Assim que abrimos os olhos, todos os dias somos bombardeados com uma catadupa de notícias de todos os males do mundo. Não é de estranhar que estejamos tão pessimistas, que desvalorizemos as coisas positivas e nos concentremos nas negativas, exacerbando-as até com agressividade e sem noção dos limites que a nossa sociedade há muito que definiu: a civilidade, a verdade, o desejo de ter – e de contribuir – para um futuro melhor para as gerações que nos sucederem.
Como referiu, há dias, Mário Centeno, as dificuldades económicas e sociais em que nos encontramos, sendo reais e que importa enfrentar, são muito menores do que há uma ou duas décadas atrás, pois, na verdade, emprego, salários e consumo nunca foram tão altos como agora. Mas para isso, é necessário fazer duas coisas fundamentais: continuar a investir na formação e capacitação das pessoas, um dos pilares fundamentais para as economias mais digitais e centradas no conhecimento, e também debater os problemas reais com base em dados reais, com informação completa e fidedigna. Não podemos bastar-nos com os dados filtrados pelos comentadores, ou adotar as opiniões mainstream dos círculos em que nos movemos, importa ter o trabalho de procurar factos para formar opiniões conscientes. Porque são essas opiniões que são a base das nossas decisões.
É claro que navegar por entre o ruído informacional quotidiano é difícil e consome tempo. Mas é obrigatório fazer esse investimento pessoal, sobretudo quando se trata de compreender as pistas para o futuro do país e do planeta, refletir sobre elas e decidir qual a posição a adotar, quer na vida privada, quer na vida cívica, incluindo nos atos eleitorais em que assenta a democracia liberal e a nossa sociedade.
Recentemente, a reunião do Fórum Económico Mundial foi lugar de discussão e de procura de soluções comuns para problemas transfronteiriços que são ainda mais desafiantes no contexto geopolítico e geoeconómico mais complexo das últimas décadas. Problemas como a segurança e cooperação num mundo fraturado por diversos focos de conflito; o crescimento e emprego para uma nova era mais próspera; a Inteligência Artificial como força motriz da economia e da sociedade equilibrando a inovação com os riscos sociais; e uma abordagem sistémica para alcançar um mundo neutro em carbono e positivo para a natureza até 2050, proporcionando ao mesmo tempo o acesso seguro e inclusivo à energia, aos alimentos e à água.
Por que razão devemos ocupar o nosso pensamento com estes temas, quando atravessamos várias ondas de contestação social e eleições internas?

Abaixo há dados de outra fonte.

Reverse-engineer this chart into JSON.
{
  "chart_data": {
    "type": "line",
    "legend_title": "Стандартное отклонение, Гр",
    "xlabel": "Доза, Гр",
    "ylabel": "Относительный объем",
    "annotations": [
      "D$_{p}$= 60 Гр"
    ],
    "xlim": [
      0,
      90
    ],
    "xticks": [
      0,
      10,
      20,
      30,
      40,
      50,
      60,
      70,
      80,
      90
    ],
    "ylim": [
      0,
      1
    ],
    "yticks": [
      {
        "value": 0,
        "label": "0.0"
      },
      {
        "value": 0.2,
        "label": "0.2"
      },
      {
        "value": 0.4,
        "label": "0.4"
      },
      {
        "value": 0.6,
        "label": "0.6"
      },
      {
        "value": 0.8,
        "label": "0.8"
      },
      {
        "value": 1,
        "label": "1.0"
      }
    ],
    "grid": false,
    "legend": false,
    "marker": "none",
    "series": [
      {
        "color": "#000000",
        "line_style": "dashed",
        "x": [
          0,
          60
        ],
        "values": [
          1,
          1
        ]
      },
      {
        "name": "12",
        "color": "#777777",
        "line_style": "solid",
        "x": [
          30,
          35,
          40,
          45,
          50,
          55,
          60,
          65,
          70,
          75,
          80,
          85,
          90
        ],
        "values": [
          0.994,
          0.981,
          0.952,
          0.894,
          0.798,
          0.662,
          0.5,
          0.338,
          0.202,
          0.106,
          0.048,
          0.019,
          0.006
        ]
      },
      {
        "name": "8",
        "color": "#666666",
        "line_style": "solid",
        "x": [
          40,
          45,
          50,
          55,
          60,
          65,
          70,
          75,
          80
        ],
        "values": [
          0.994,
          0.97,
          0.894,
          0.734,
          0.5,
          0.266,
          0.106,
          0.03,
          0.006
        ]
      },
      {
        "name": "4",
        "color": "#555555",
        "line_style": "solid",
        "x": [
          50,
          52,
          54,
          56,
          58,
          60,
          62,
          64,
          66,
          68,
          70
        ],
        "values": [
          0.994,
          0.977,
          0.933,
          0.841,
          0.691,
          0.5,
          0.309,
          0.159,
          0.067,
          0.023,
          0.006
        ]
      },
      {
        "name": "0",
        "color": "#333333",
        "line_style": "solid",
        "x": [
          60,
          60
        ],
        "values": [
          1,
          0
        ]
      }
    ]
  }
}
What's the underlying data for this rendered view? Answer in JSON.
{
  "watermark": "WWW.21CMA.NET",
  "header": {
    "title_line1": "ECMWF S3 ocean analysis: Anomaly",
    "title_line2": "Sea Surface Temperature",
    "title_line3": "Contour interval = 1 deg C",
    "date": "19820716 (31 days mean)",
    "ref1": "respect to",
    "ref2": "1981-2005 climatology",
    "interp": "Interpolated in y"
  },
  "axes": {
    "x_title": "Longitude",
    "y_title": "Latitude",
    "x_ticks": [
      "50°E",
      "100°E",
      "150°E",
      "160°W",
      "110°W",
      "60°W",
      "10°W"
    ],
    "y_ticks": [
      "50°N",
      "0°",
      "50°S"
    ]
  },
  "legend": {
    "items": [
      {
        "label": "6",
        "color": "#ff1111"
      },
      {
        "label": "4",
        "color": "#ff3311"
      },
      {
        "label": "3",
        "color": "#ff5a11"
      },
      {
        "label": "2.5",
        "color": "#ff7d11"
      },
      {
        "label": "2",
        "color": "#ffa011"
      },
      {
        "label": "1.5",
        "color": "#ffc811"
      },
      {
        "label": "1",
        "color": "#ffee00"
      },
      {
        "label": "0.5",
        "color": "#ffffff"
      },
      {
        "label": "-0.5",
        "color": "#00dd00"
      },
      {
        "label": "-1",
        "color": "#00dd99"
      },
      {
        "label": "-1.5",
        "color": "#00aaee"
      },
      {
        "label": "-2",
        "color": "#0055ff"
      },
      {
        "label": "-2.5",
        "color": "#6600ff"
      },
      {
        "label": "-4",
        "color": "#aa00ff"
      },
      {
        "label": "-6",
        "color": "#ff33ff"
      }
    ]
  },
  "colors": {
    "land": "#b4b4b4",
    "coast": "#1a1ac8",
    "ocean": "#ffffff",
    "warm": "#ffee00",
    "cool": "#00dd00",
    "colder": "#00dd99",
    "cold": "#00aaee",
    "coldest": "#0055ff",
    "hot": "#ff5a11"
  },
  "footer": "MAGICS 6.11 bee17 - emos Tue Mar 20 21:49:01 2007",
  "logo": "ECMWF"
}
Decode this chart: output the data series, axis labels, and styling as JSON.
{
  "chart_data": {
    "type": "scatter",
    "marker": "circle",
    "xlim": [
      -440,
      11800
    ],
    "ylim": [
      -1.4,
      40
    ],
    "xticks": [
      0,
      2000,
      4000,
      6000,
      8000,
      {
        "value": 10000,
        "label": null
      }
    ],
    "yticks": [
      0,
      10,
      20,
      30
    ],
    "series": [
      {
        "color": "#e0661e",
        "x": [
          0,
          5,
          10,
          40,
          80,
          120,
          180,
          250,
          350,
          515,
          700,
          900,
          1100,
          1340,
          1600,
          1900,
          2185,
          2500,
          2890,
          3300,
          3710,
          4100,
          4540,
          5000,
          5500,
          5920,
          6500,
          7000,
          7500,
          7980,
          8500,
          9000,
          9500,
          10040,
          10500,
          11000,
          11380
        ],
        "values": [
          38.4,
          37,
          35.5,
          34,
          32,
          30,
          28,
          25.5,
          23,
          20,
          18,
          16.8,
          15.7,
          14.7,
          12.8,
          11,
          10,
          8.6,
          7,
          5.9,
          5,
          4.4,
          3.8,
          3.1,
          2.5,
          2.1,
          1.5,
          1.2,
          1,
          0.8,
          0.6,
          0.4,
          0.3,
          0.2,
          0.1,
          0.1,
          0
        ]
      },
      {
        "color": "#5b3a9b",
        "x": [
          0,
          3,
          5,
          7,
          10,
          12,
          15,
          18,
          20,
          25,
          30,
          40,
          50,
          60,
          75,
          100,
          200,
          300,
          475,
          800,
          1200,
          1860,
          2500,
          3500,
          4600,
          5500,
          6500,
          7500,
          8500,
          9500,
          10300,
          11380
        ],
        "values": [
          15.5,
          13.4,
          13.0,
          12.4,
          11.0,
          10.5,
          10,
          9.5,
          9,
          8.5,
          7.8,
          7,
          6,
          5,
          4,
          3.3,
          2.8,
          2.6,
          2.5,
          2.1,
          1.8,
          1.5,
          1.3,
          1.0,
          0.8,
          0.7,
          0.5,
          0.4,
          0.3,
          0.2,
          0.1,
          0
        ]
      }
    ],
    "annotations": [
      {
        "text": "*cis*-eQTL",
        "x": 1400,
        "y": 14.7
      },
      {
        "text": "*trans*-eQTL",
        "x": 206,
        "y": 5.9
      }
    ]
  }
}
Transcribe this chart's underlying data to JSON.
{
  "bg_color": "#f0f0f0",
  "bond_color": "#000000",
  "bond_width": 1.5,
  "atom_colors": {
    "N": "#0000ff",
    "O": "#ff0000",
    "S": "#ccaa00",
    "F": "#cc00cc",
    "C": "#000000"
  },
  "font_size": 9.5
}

Porque não podemos ver a vida às fatias: não é possível resolver nada de forma sustentável para as pessoas e o planeta gerando desequilíbrios. Não podemos olhar para nenhuma reivindicação social sem compreender as suas razões profundas e todas as consequências que tem. Nem podemos olhar para quaisquer eleições como uma disputa entre as pessoas A, B e C, mas como os momentos em que escolhemos aqueles e aquelas que, com os seus projetos, melhor conseguirão um consenso social amplo em torno das políticas que proporcionem uma vida digna às pessoas, uma economia próspera e um contributo ativo para combater as alterações climáticas.
Por isso, é preciso ouvir opiniões e recolher dados, porque para formar uma opinião é necessário ter acesso à história toda. Este é um exigente exercício de responsabilidade individual num momento em que facilmente fazem caminho as narrativas pouco objetivas, parciais ou descontextualizadas. Narrativas que podem mesmo colocar em causa os alicerces do Estado de direito, democrático e social, quando se valem valer do descontentamento de alguns para colocar em causa a vida de todos e o funcionamento da sociedade e das suas instituições. Por isso, na Era em que temos mais acesso a dados, melhoremos as nossas capacidades de recolha e análise para formar opinião. E, no que concerne à nossa vida em sociedade, utilizemos essa opinião para escolher quem melhor representa as nossas convicções. Porque os atos eleitorais em democracia não podem ser uma representação de mera revolta autocentrada, mas de uma procura das ideias que melhor valorizam as vidas individuais e defendem os projetos coletivos, com o equilíbrio que se impõe.
No princípio era o verbo, frase com que começa o livro mais publicado do mundo, é uma excelente alegoria do que Yuval Harari conclui no seu Sapiens, História Breve da Humanidade: a criação da narrativa foi o fulcro do desenvolvimento da espécie humana. Não deixemos que se transforme num fator de ignorância, submissão e decadência.